Not the tapes of Arafat’s incitement. Not the Peace Watch testimony on the P.A.’s Arafat terror pursuit record. Not the admission of the GAO that the PLO has assets but that the CIA will not let him disclose them. The Israeli embassy in Washington got its wish. It was as if the hearing never took place.
In a parenthetical note, the Arafat tapes were indeed shown at the Congressional hearings. But due to pressures that were brought to bear by the State Department and the Israeli embassy, the committee agreed to hear only one minute of the tapes, where Arafat called for “Jihad”, a holy war on the Jewish state, which Zogby would later explain away as “dedication to a struggle”. Segments of Arafat praising terrorists or declaring that the Oslo accord was only a temporary agreement were not screened for the Congressional Committee.
The Palestine Authority’s response was not long in coming.

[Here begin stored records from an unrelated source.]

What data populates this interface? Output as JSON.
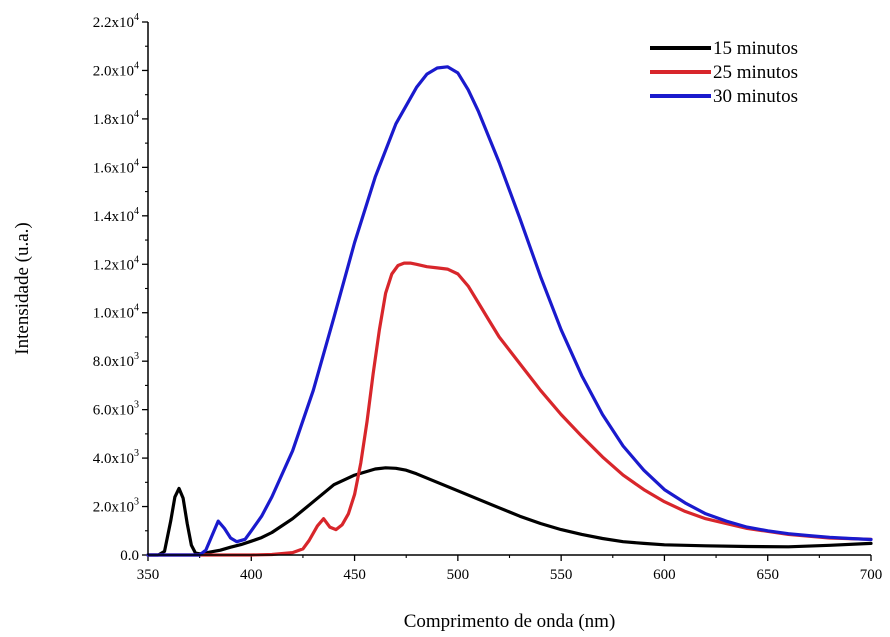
{
  "chart_data": {
    "type": "line",
    "xlabel": "Comprimento de onda (nm)",
    "ylabel": "Intensidade (u.a.)",
    "xlim": [
      350,
      700
    ],
    "ylim": [
      0,
      22000
    ],
    "grid": false,
    "legend_position": "top-right",
    "x_ticks": [
      {
        "value": 350,
        "label": "350"
      },
      {
        "value": 400,
        "label": "400"
      },
      {
        "value": 450,
        "label": "450"
      },
      {
        "value": 500,
        "label": "500"
      },
      {
        "value": 550,
        "label": "550"
      },
      {
        "value": 600,
        "label": "600"
      },
      {
        "value": 650,
        "label": "650"
      },
      {
        "value": 700,
        "label": "700"
      }
    ],
    "y_ticks": [
      {
        "value": 0,
        "mant": "0.0",
        "exp": ""
      },
      {
        "value": 2000,
        "mant": "2.0x10",
        "exp": "3"
      },
      {
        "value": 4000,
        "mant": "4.0x10",
        "exp": "3"
      },
      {
        "value": 6000,
        "mant": "6.0x10",
        "exp": "3"
      },
      {
        "value": 8000,
        "mant": "8.0x10",
        "exp": "3"
      },
      {
        "value": 10000,
        "mant": "1.0x10",
        "exp": "4"
      },
      {
        "value": 12000,
        "mant": "1.2x10",
        "exp": "4"
      },
      {
        "value": 14000,
        "mant": "1.4x10",
        "exp": "4"
      },
      {
        "value": 16000,
        "mant": "1.6x10",
        "exp": "4"
      },
      {
        "value": 18000,
        "mant": "1.8x10",
        "exp": "4"
      },
      {
        "value": 20000,
        "mant": "2.0x10",
        "exp": "4"
      },
      {
        "value": 22000,
        "mant": "2.2x10",
        "exp": "4"
      }
    ],
    "series": [
      {
        "name": "15 minutos",
        "color": "#000000",
        "x": [
          350,
          355,
          358,
          361,
          363,
          365,
          367,
          369,
          371,
          373,
          375,
          378,
          380,
          385,
          390,
          395,
          400,
          405,
          410,
          420,
          430,
          440,
          450,
          460,
          465,
          470,
          475,
          480,
          490,
          500,
          510,
          520,
          530,
          540,
          550,
          560,
          570,
          580,
          590,
          600,
          620,
          640,
          660,
          680,
          700
        ],
        "y": [
          0,
          0,
          150,
          1400,
          2400,
          2750,
          2350,
          1300,
          400,
          80,
          50,
          80,
          120,
          200,
          320,
          430,
          570,
          720,
          930,
          1500,
          2200,
          2900,
          3300,
          3550,
          3600,
          3580,
          3500,
          3350,
          3000,
          2650,
          2300,
          1950,
          1600,
          1300,
          1050,
          850,
          680,
          550,
          480,
          420,
          380,
          350,
          340,
          400,
          480
        ]
      },
      {
        "name": "25 minutos",
        "color": "#d8262b",
        "x": [
          350,
          400,
          410,
          420,
          425,
          428,
          432,
          435,
          438,
          441,
          444,
          447,
          450,
          453,
          456,
          459,
          462,
          465,
          468,
          471,
          474,
          477,
          480,
          485,
          490,
          495,
          500,
          505,
          510,
          515,
          520,
          530,
          540,
          550,
          560,
          570,
          580,
          590,
          600,
          610,
          620,
          640,
          660,
          680,
          700
        ],
        "y": [
          0,
          0,
          20,
          100,
          250,
          600,
          1200,
          1500,
          1150,
          1050,
          1250,
          1700,
          2500,
          3800,
          5500,
          7500,
          9300,
          10800,
          11600,
          11950,
          12050,
          12050,
          12000,
          11900,
          11850,
          11800,
          11600,
          11100,
          10400,
          9700,
          9000,
          7900,
          6800,
          5800,
          4900,
          4050,
          3300,
          2700,
          2200,
          1800,
          1500,
          1100,
          850,
          700,
          650
        ]
      },
      {
        "name": "30 minutos",
        "color": "#1a1acd",
        "x": [
          350,
          375,
          378,
          381,
          384,
          387,
          390,
          393,
          397,
          400,
          405,
          410,
          420,
          430,
          440,
          450,
          460,
          470,
          480,
          485,
          490,
          495,
          500,
          505,
          510,
          520,
          530,
          540,
          550,
          560,
          570,
          580,
          590,
          600,
          610,
          620,
          630,
          640,
          650,
          660,
          670,
          680,
          690,
          700
        ],
        "y": [
          0,
          0,
          200,
          800,
          1400,
          1100,
          700,
          550,
          650,
          1000,
          1600,
          2400,
          4300,
          6800,
          9800,
          12900,
          15600,
          17800,
          19300,
          19850,
          20100,
          20150,
          19900,
          19200,
          18300,
          16200,
          13900,
          11500,
          9300,
          7400,
          5800,
          4500,
          3500,
          2700,
          2150,
          1700,
          1400,
          1150,
          1000,
          880,
          800,
          730,
          680,
          640
        ]
      }
    ]
  }
}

On September 23, 1995, the P.A. issued a statement attacking the US Congress, saying that they had no right to add conditions to the aid package.
Throughout October, 1995, discussions continued, and further screenings of the Arafat tapes took place in Congress, even though they went unreported in the American press.
By the end of October, 1995, the date by which the aid to the PLO had to be extended, Congress had not agreed to a formula that would tie the MEDFA legislation to the necessary standards of compliance for the PLO and the P.A. to abide by.
On October 31, 1995, Yitzhak Rabin appeared at the Knesset Foreign Affairs and Security Committee and expressed doubt as to whether the peace process could continue.
On November 1, 1995, Rep. Gilman declared that on Monday, November 6, 1995 there would be a special session of the House International Relations Committee to decide on further funding for MEDFA and the Oslo process. A majority of the committee were set to terminate US support for the deal with Arafat and the PLO.
However, on November 4, 1995, Rabin was murdered.
The November 6 vote on MEDFA never occurred.
In the wake of Rabin’s funeral, Congress to reinstated funds for MEDFA.
Had Mr. Rabin died after November 6, Gilman’s initiative would have become law.
With the disaster that the Oslo process wrought, you can say that Ben Gilman’s actions were vindicated.
You can call this Ben Gilman’s unsung “profile in courage”.